Study Design: Cadaveric anatomical study.
Methods: The EITF was designed for harvest in cadaveric specimens based on the inferior turbinate (IT) artery, a terminal branch of the sphenopalatine artery (SPA). The anatomical limits of the EITF were as follows: posteriorly, the IT mucoperiosteum pedicled on the IT artery; superolaterally, the mucoperiosteum along the superior attachment of the IT to the lateral nasal wall; anteriorly, from the head of the IT to the junction of the nasal floor with the septum; inferomedially, the junction of the nasal floor and septum. Moreover, this EITF can be further expanded to include septal mucosa, if available. Measurements of the length, width, and surface area were recorded. The arc of rotation and reach for reconstruction of ventral skull base defects were assessed in the cadaver.

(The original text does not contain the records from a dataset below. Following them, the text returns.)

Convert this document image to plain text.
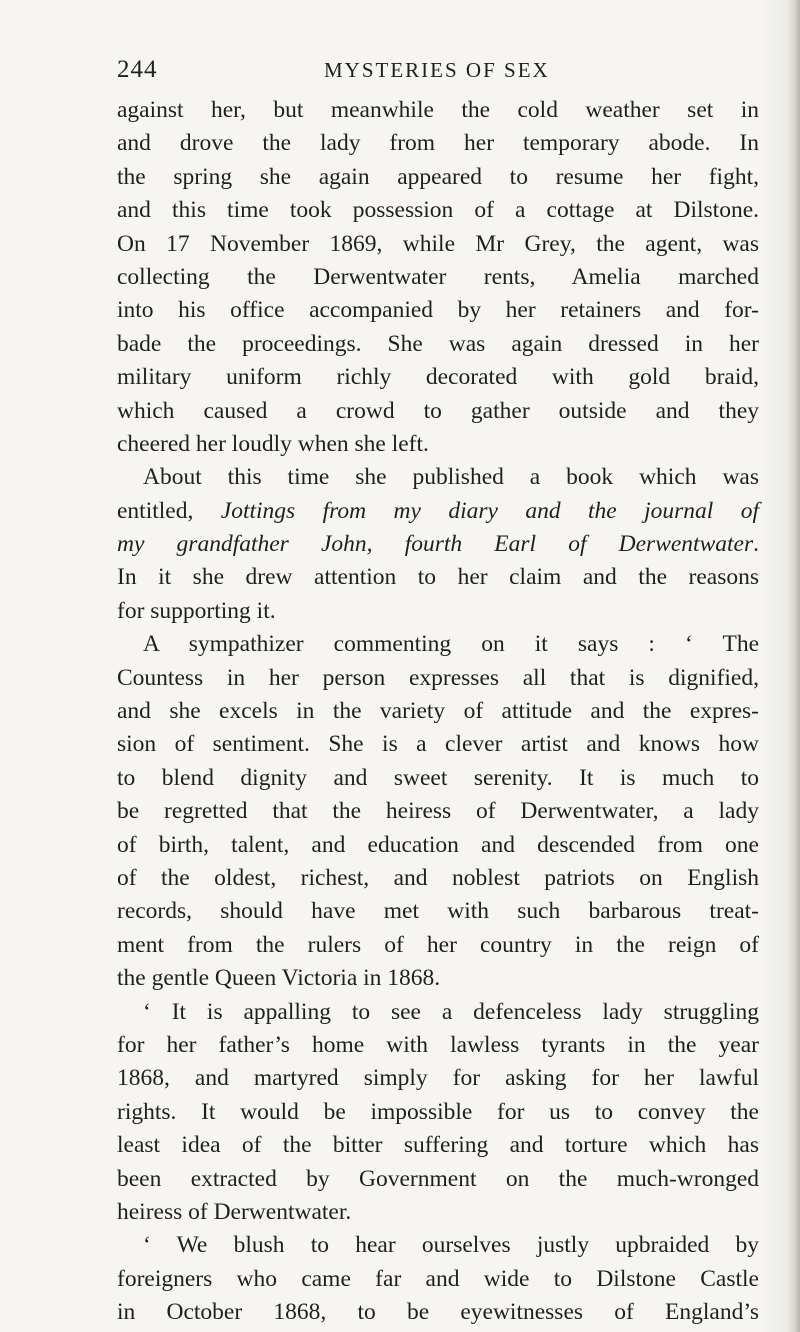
244	MYSTERIES OF SEX
against her, but meanwhile the cold weather set in
and drove the lady from her temporary abode. In
the spring she again appeared to resume her fight,
and this time took possession of a cottage at Dilstone.
On 17 November 1869, while Mr Grey, the agent, was
collecting the Derwentwater rents, Amelia marched
into his office accompanied by her retainers and for-
bade the proceedings. She was again dressed in her
military uniform richly decorated with gold braid,
which caused a crowd to gather outside and they
cheered her loudly when she left.
About this time she published a book which was
entitled, Jottings from my diary and the journal of
my grandfather John, fourth Earl of Derwentwater.
In it she drew attention to her claim and the reasons
for supporting it.
A sympathizer commenting on it says : ‘ The
Countess in her person expresses all that is dignified,
and she excels in the variety of attitude and the expres-
sion of sentiment. She is a clever artist and knows how
to blend dignity and sweet serenity. It is much to
be regretted that the heiress of Derwentwater, a lady
of birth, talent, and education and descended from one
of the oldest, richest, and noblest patriots on English
records, should have met with such barbarous treat-
ment from the rulers of her country in the reign of
the gentle Queen Victoria in 1868.
‘ It is appalling to see a defenceless lady struggling
for her father’s home with lawless tyrants in the year
1868, and martyred simply for asking for her lawful
rights. It would be impossible for us to convey the
least idea of the bitter suffering and torture which has
been extracted by Government on the much-wronged
heiress of Derwentwater.
‘ We blush to hear ourselves justly upbraided by
foreigners who came far and wide to Dilstone Castle
in October 1868, to be eyewitnesses of England’s
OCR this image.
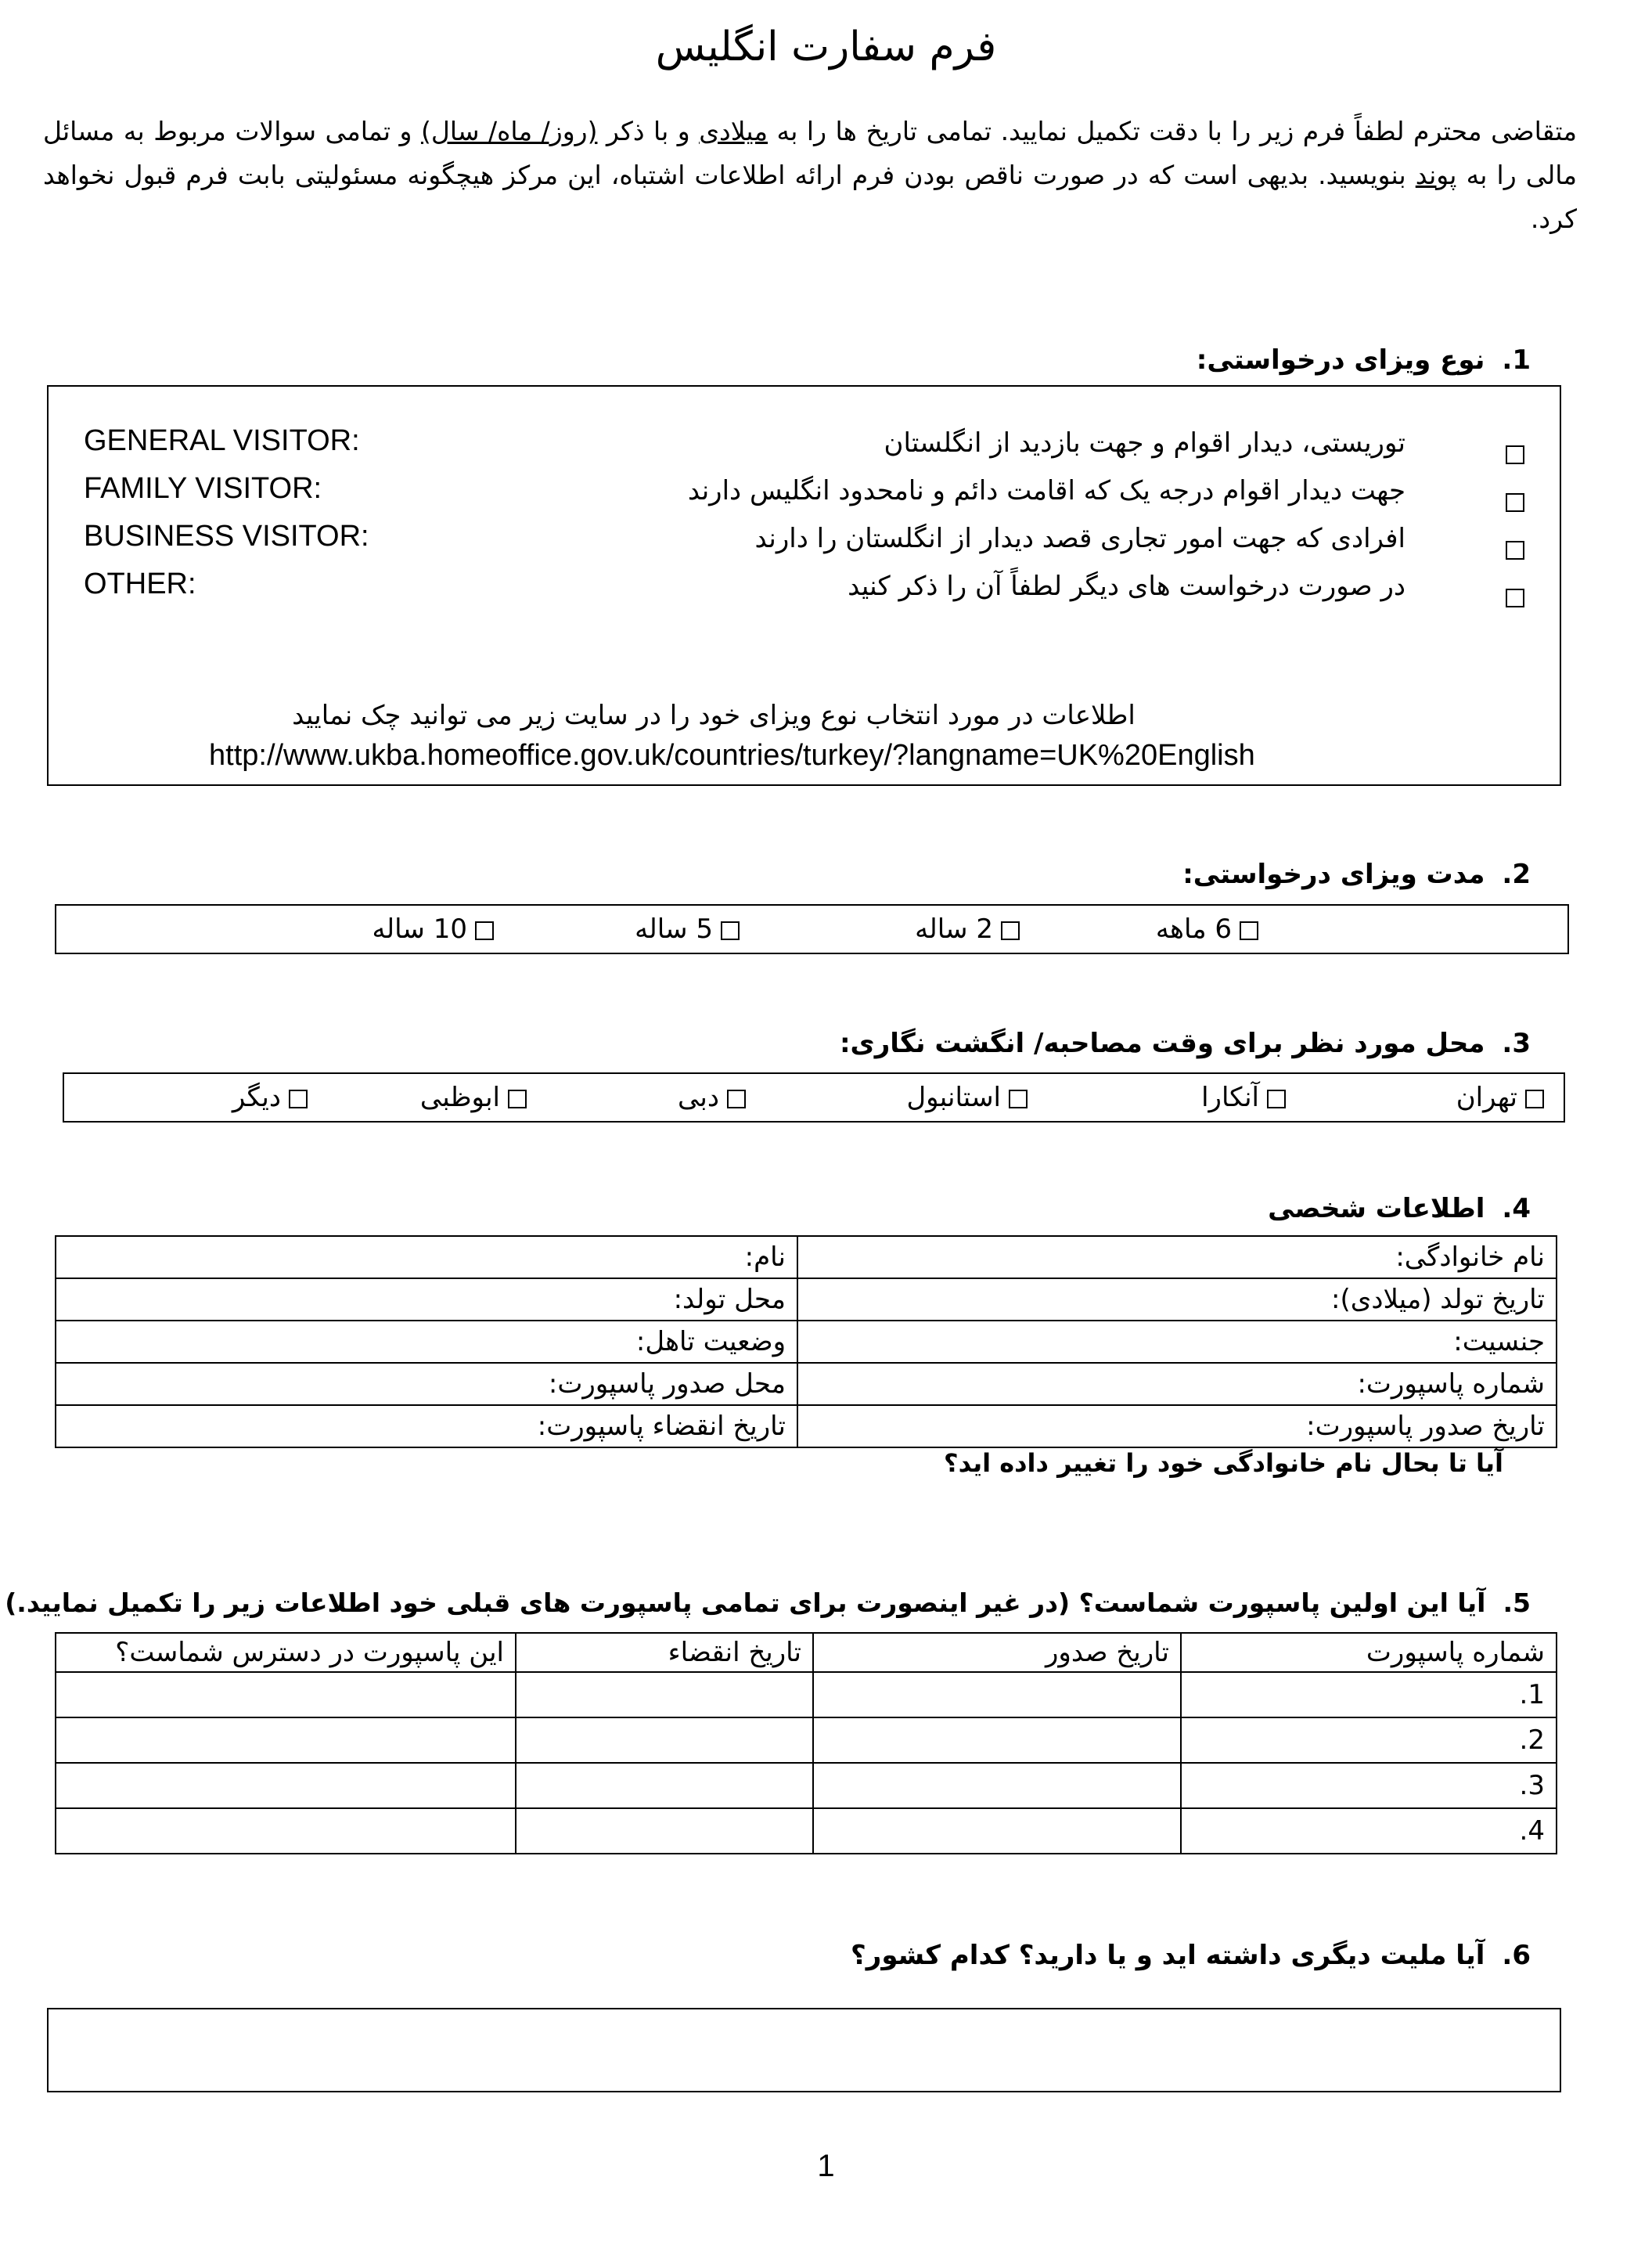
فرم سفارت انگلیس
متقاضی محترم لطفاً فرم زیر را با دقت تکمیل نمایید. تمامی تاریخ ها را به میلادی و با ذکر (روز/ ماه/ سال) و تمامی سوالات مربوط به مسائل مالی را به پوند بنویسید. بدیهی است که در صورت ناقص بودن فرم ارائه اطلاعات اشتباه، این مرکز هیچگونه مسئولیتی بابت فرم قبول نخواهد کرد.
1.نوع ویزای درخواستی:
GENERAL VISITOR:	توریستی، دیدار اقوام و جهت بازدید از انگلستان
FAMILY VISITOR:	جهت دیدار اقوام درجه یک که اقامت دائم و نامحدود انگلیس دارند
BUSINESS VISITOR:	افرادی که جهت امور تجاری قصد دیدار از انگلستان را دارند
OTHER:	در صورت درخواست های دیگر لطفاً آن را ذکر کنید
اطلاعات در مورد انتخاب نوع ویزای خود را در سایت زیر می توانید چک نمایید
http://www.ukba.homeoffice.gov.uk/countries/turkey/?langname=UK%20English
2.مدت ویزای درخواستی:
6 ماهه
2 ساله
5 ساله
10 ساله
3.محل مورد نظر برای وقت مصاحبه/ انگشت نگاری:
تهران
آنکارا
استانبول
دبی
ابوظبی
دیگر
4.اطلاعات شخصی
نام خانوادگی:	نام:
تاریخ تولد (میلادی):	محل تولد:
جنسیت:	وضعیت تاهل:
شماره پاسپورت:	محل صدور پاسپورت:
تاریخ صدور پاسپورت:	تاریخ انقضاء پاسپورت:
آیا تا بحال نام خانوادگی خود را تغییر داده اید؟
5.آیا این اولین پاسپورت شماست؟ (در غیر اینصورت برای تمامی پاسپورت های قبلی خود اطلاعات زیر را تکمیل نمایید.)
شماره پاسپورت	تاریخ صدور	تاریخ انقضاء	این پاسپورت در دسترس شماست؟
1.			
2.			
3.			
4.			
6.آیا ملیت دیگری داشته اید و یا دارید؟ کدام کشور؟
1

Results: The average width of the flap, defined as the widest measurement at the anterior margin of the flap, was 5.46 ± 0.58 cm (7.32 ± 0.59 cm with septal mucosa). The average length of the flap, defined as the longest measurement at the lateral margin of the flap, was 5.01 ± 0.58 cm (5.28 ± 0.37 cm with septal mucosa). The average surface area of the flap was 27.26 ± 3.65 cm2 (40.53 ± 6.45 cm2 with septal mucosa). The flap was rotated with the turbinate surface at the inferior aspect of the clival defect, and the extended mucosa of the floor was able to cover the upper portion of the clival defect. Thus, the angle of rotation was smaller when compared with the 180-degree angle necessary for the traditional ITF to reach the clivus. The EITF was sufficient to cover defects extending between the paraclival internal carotid arteries.
Conclusion: The EITF presents an additional option for reconstruction of skull base defects when the nasoseptal flap is unavailable or fails. In contrast to the traditionally described ITF, the EITF provides a greater surface area and better arc of rotation.